Musique en ligne : Jiwa réduit au silence

par Andréa Fradin
publié le 3 août 2010 à 16h24
(mis à jour le 4 août 2010 à 11h26)

Certains y voient la fin des sites de musique en ligne indépendants. Une chose est sûre, c'est un coup dur pour les fondateurs de Jiwa , plateforme française d'écoute de musique en ligne lancée en 2008, et contrainte de mettre la clé sous la porte. Le tribunal de commerce de Paris a prononcé la liquidation judiciaire du site le 29 juillet dernier, indiquait en début de matinée ReadWRiteWeb ; information ensuite confirmée par l'un de ses fondateurs, Jean-Marc Plueger.

Mais pour le chef d'entreprise , les responsables de cet échec sont tout désignés: les majors, qui imposent aux plateformes de streaming «un modèle impossible à tenir sur le long terme». Première condition à tenir: un «minimum garanti» à reverser pour l'obtention et l'exploitation des catalogues des maisons de disques, sur un période donnée. Selon les chiffres révélés par le patron de Jiwa à l'Express en janvier dernier, les chiffres iraient de 100000 euros pour 18 mois (Warner) à 400000 euros pour un an pour Sony Music. Pour Universal, la somme était de 180000 euros par tranche d'une année, contre 250000 pour EMI. S'ajoute à ce minimum le paiement aux ayants droit de un à trois centimes d'euros par écoute.

Pour Jean-Marc Plueger , Universal mis à part, ces exigences «étaient déraisonnables et ne correspondaient pas au niveau de chiffre d'affaires qu'on pouvait réaliser en exploitant leurs catalogues. » Avec 300000 euros de chiffres d'affaire, Jiwa devait régler un million d'euros aux majors, rien que pour les minimums garantis. Une situation qui a plongé le site dans une dette de 2 millions d'euros.

En janvier déjà , Jean-Marc Plueger accusait les majors de rendre «le business de la musique sur Internet impossible.» «Les conditions commerciales imposées par les majors font qu'aucun business de musique sur Internet n'est viable. Même pour Deezer, qui est le leader! Ils font du trafic, mais ils n'arrivent pas à la rentabilité. Il n'y a qu'Apple qui rentre dans ses frais avec l'iTunes Store, et encore...» , confiait-il à l'Express.

Un dépit qui a marqué le début de la fin pour Jiwa, qui perdait un mois plus tard le catalogue Warner Music , faute d'avoir pu verser à la maison de disque le fameux «minimum garanti» .
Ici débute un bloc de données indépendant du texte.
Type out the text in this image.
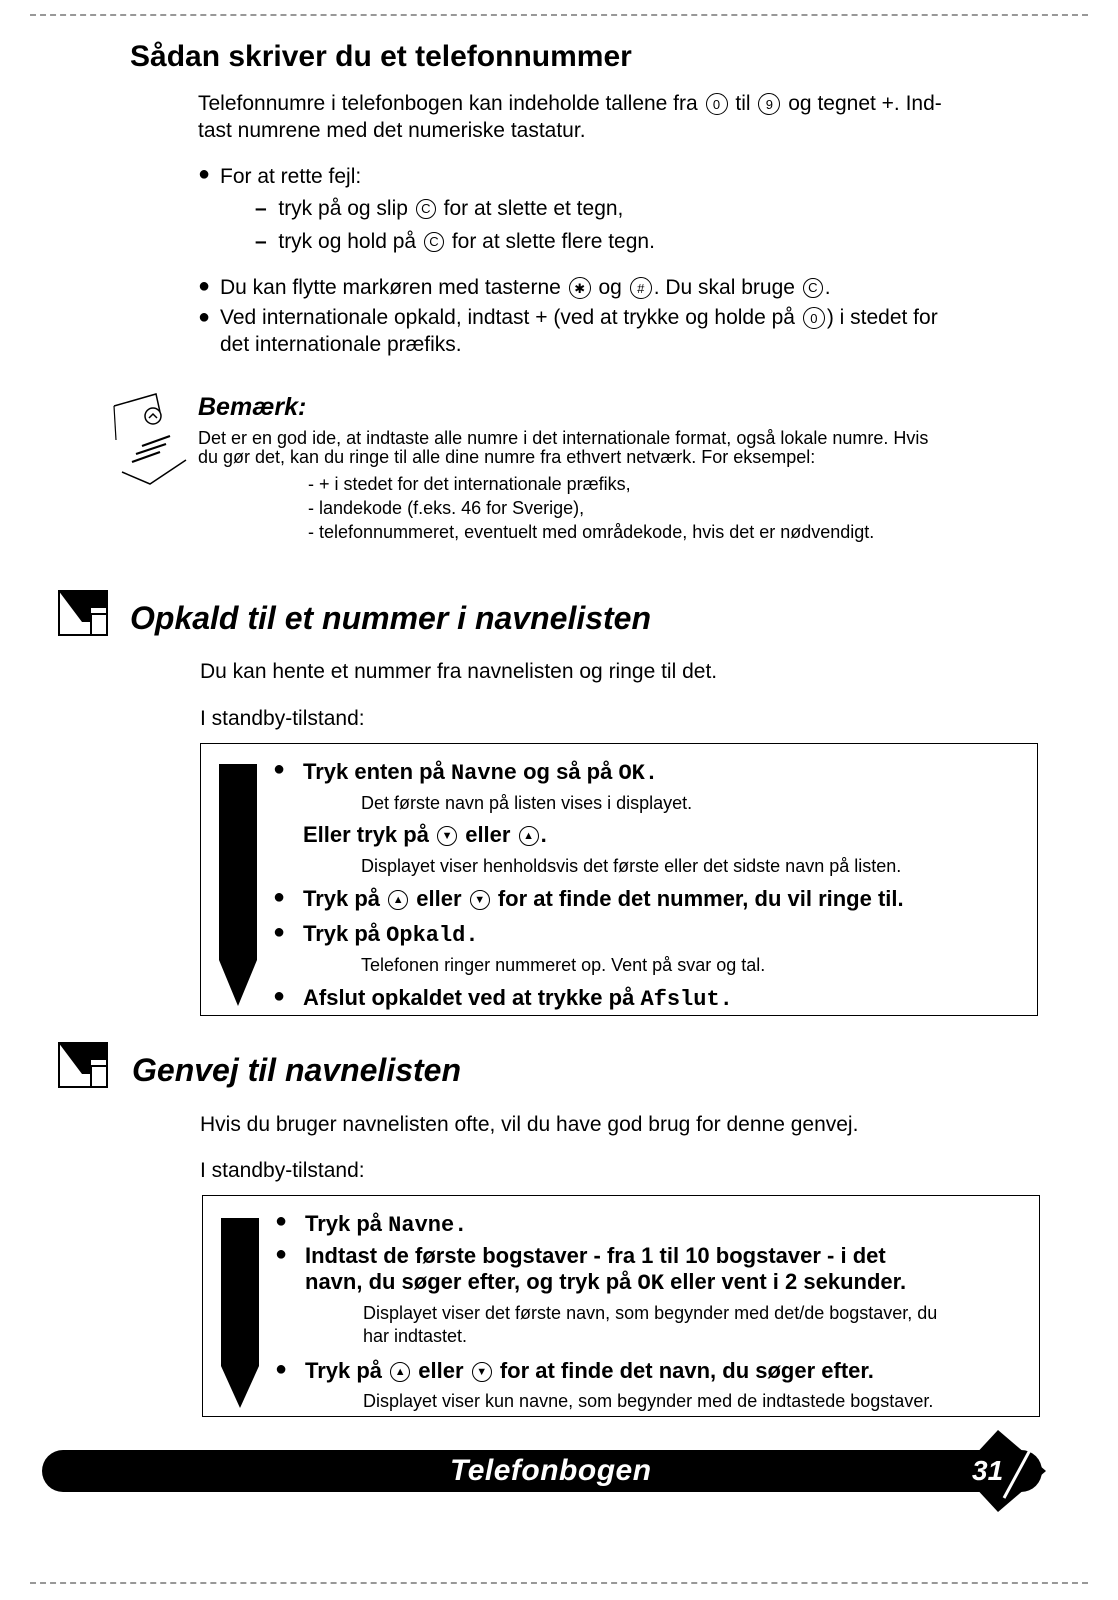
Sådan skriver du et telefonnummer
Telefonnumre i telefonbogen kan indeholde tallene fra 0 til 9 og tegnet +. Ind-
tast numrene med det numeriske tastatur.
● For at rette fejl:
– tryk på og slip C for at slette et tegn,
– tryk og hold på C for at slette flere tegn.
● Du kan flytte markøren med tasterne ✱ og # . Du skal bruge C .
● Ved internationale opkald, indtast + (ved at trykke og holde på 0 ) i stedet for
det internationale præfiks.
Bemærk:
Det er en god ide, at indtaste alle numre i det internationale format, også lokale numre. Hvis
du gør det, kan du ringe til alle dine numre fra ethvert netværk. For eksempel:
- + i stedet for det internationale præfiks,
- landekode (f.eks. 46 for Sverige),
- telefonnummeret, eventuelt med områdekode, hvis det er nødvendigt.
Opkald til et nummer i navnelisten
Du kan hente et nummer fra navnelisten og ringe til det.
I standby-tilstand:
● Tryk enten på Navne og så på OK.
Det første navn på listen vises i displayet.
Eller tryk på ▼ eller ▲ .
Displayet viser henholdsvis det første eller det sidste navn på listen.
● Tryk på ▲ eller ▼ for at finde det nummer, du vil ringe til.
● Tryk på Opkald.
Telefonen ringer nummeret op. Vent på svar og tal.
● Afslut opkaldet ved at trykke på Afslut.
Genvej til navnelisten
Hvis du bruger navnelisten ofte, vil du have god brug for denne genvej.
I standby-tilstand:
● Tryk på Navne.
● Indtast de første bogstaver - fra 1 til 10 bogstaver - i det
navn, du søger efter, og tryk på OK eller vent i 2 sekunder.
Displayet viser det første navn, som begynder med det/de bogstaver, du
har indtastet.
● Tryk på ▲ eller ▼ for at finde det navn, du søger efter.
Displayet viser kun navne, som begynder med de indtastede bogstaver.
Telefonbogen	31
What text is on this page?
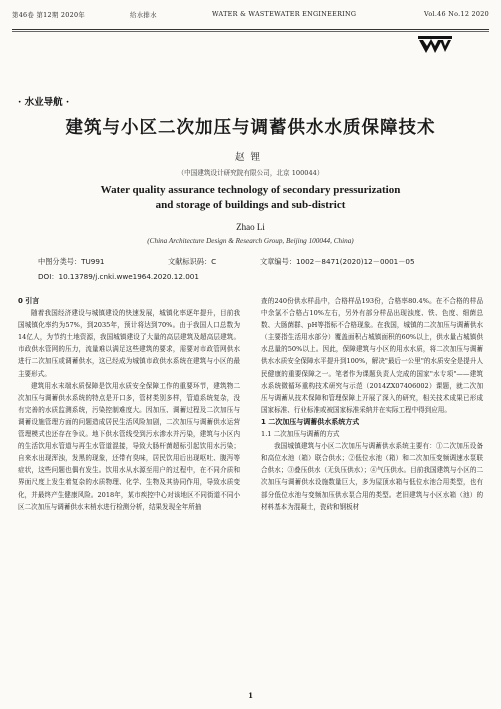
第46卷 第12期 2020年	给水排水	WATER & WASTEWATER ENGINEERING	Vol.46 No.12 2020
· 水业导航 ·
建筑与小区二次加压与调蓄供水水质保障技术
赵锂
（中国建筑设计研究院有限公司，北京 100044）
Water quality assurance technology of secondary pressurization
and storage of buildings and sub-district
Zhao Li
(China Architecture Design & Research Group, Beijing 100044, China)
中图分类号：TU991	文献标识码：C	文章编号：1002－8471(2020)12－0001－05
DOI：10.13789/j.cnki.wwe1964.2020.12.001
0 引言

随着我国经济建设与城镇建设的快速发展，城镇化率逐年提升，目前我国城镇化率约为57%，到2035年，预计将达到70%。由于我国人口总数为14亿人，为节约土地资源，我国城镇建设了大量的高层建筑及超高层建筑。市政供水管网的压力，流量难以满足这些建筑的要求，需要对市政管网供水进行二次加压或调蓄供水，这已经成为城镇市政供水系统在建筑与小区的最主要形式。

建筑用水末端水质保障是饮用水质安全保障工作的重要环节，建筑物二次加压与调蓄供水系统的特点是开口多，管材类别多样，管道系统复杂，没有完善的水质监测系统，污染控制难度大。因加压、调蓄过程及二次加压与调蓄设施管理方面的问题造成居民生活风险加剧，二次加压与调蓄供水运营管理模式也还存在争议。地下供水管线受到污水渗水并污染，建筑与小区内的生活饮用水管道与再生水管道混接，导致大肠杆菌超标引起饮用水污染；自来水出现浑浊，发黑的现象，还带有臭味，居民饮用后出现呕吐、腹泻等症状，这些问题也偶有发生。饮用水从水源至用户的过程中，在不同介质和界面尺度上发生着复杂的水质物理、化学、生物及其协同作用，导致水质变化，并最终产生健康风险。2018年，某市疾控中心对该地区不同街道不同小区二次加压与调蓄供水末梢水进行检测分析，结果发现全年所抽

查的240份供水样品中，合格样品193份，合格率80.4%。在不合格的样品中余氯不合格占10%左右，另外有部分样品出现浊度、铁、色度、细菌总数、大肠菌群、pH等指标不合格现象。在我国，城镇的二次加压与调蓄供水（主要指生活用水部分）覆盖面积占城镇面积的60%以上，供水量占城镇供水总量的50%以上。因此，保障建筑与小区的用水水质，将二次加压与调蓄供水水质安全保障水平提升到100%，解决"最后一公里"的水质安全是提升人民健康的重要保障之一。笔者作为课题负责人完成的国家"水专项"——建筑水系统微循环重构技术研究与示范（2014ZX07406002）课题，就二次加压与调蓄从技术保障和管理保障上开展了深入的研究，相关技术成果已形成国家标准、行业标准或被国家标准采纳并在实际工程中得到应用。

1 二次加压与调蓄供水系统方式
1.1 二次加压与调蓄的方式

我国城镇建筑与小区二次加压与调蓄供水系统主要有：①二次加压设备和高位水池（箱）联合供水；②低位水池（箱）和二次加压变频调速水泵联合供水；③叠压供水（无负压供水）；④气压供水。目前我国建筑与小区的二次加压与调蓄供水设施数量巨大，多为屋顶水箱与低位水池合用类型，也有部分低位水池与变频加压供水泵合用的类型。老旧建筑与小区水箱（池）的材料基本为混凝土，瓷砖和钢板材

1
L'annonce de l'arrêt de Jiwa survient quelques jours à peine après que le rapprochement entre Wormee, site de musique en ligne d'Orange, et Deezer, le plus gros des poissons français dans le marché des plateformes de streaming musical, a été dévoilé . De quoi alimenter les regrets de certains, pour qui ces différents évènements marquent la fin des sites de musique en stream indépendants, qui laisseraient ainsi libre cours aux géants de la musique en ligne, comme iTunes.

Interpelée sur Twitter , Nathalie Kosciusko-Morizet a déclaré qu'elle tentait «d'accélérer la mise en œuvre du rapport Zelnick injustement réduit a la taxe Google» . «Il y a les bonnes réponses» , a-t-elle ajouté. Remis en début d'année, le rapport en question cherchait à renforcer les offres légales sur Internet, en préconisant l'instauration d'un «régime de gestion collective» . A l'instar des accords passés avec les stations de radio, cette licence permettrait aux plateformes de musique d'accéder aux catalogues dans des conditions identiques et sans devoir passer par les minimums garantis.

De son côté, Jiwa ne fermera pas tout de suite. Toujours en ligne, il «devrait continuer à l'être dans les prochains jours, mais dans un mode dégradé » , a indiqué Jean-Marc Plueger.